IEEE Transactions on Systems, Man, and Cybernetics, Part C, Vol. 29, No. 3, pp. 336-348, 1999. (Also, presented at the 14th International Conference in Multiple Criteria Decision Making, Charlottesville, VA, June 1998

A Prescriptive Production-Distribution Approach for Decision Making in New Product Design

Whitcomb, C.A., N. Palli, and S. Azarm


      The process for developing new products is part of an integrated engineering and business strategy that includes determining customer needs, market segments, technology options, manufacturing capabilities, and business plans. Successful companies choose among new product concepts that integrate technologies into products that are both technically feasible and meet a customer market.
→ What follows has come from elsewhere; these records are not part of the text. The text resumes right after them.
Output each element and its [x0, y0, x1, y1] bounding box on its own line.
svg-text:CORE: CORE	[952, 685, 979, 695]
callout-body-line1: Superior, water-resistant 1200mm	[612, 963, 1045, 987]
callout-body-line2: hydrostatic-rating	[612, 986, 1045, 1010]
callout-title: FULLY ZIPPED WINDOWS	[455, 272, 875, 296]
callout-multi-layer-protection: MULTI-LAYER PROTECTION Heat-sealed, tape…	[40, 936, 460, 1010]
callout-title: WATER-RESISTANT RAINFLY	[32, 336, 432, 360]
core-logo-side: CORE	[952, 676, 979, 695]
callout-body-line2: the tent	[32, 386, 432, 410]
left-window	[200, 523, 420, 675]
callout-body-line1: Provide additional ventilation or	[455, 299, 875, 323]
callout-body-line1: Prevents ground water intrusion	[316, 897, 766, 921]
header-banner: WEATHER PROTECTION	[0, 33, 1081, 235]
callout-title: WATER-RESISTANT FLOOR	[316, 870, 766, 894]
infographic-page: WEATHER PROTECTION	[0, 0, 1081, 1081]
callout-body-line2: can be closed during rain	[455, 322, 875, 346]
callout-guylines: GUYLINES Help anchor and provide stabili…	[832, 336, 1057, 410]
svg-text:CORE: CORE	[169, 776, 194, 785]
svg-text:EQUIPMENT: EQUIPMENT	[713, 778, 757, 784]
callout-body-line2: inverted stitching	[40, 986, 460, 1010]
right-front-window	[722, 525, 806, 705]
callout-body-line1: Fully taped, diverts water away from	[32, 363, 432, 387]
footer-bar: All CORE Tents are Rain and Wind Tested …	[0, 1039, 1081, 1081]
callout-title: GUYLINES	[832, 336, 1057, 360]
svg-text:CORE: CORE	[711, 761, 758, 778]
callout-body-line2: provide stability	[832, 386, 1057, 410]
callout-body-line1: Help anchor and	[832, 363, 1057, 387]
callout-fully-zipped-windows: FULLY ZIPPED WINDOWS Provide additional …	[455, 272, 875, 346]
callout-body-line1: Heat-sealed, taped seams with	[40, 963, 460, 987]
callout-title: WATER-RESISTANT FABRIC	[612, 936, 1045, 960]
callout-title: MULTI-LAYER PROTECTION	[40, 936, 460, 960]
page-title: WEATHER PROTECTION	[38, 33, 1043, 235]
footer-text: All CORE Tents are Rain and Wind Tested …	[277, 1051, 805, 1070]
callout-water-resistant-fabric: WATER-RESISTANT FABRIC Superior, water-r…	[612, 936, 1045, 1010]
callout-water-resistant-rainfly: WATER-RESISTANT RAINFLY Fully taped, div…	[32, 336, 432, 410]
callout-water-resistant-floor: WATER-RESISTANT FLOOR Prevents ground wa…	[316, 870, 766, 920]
For instance, a major factor leading to the recent success of the U.S. electronics industry was the technology integration process, with the incorporation of new technology developments into customer markets being most important [11]. While much attention is paid to concurrent engineering design that incorporates customer requirements through integrated product and process design (IPPD) including product cost, the greatest weakness in product innovation remains in the cuzzy front end?[15]. This front end phase is at the very beginning of concept design, in the early design phase well before the detailed design stage, where the new product alternatives first take shape. One of the major causes of new product development failure during the early concept design phase is that the plans do not match the company strategy [15]. This paper presents an approach to new product development decision making during the early design phase that explicitly trades off customer benefits against company business strategy.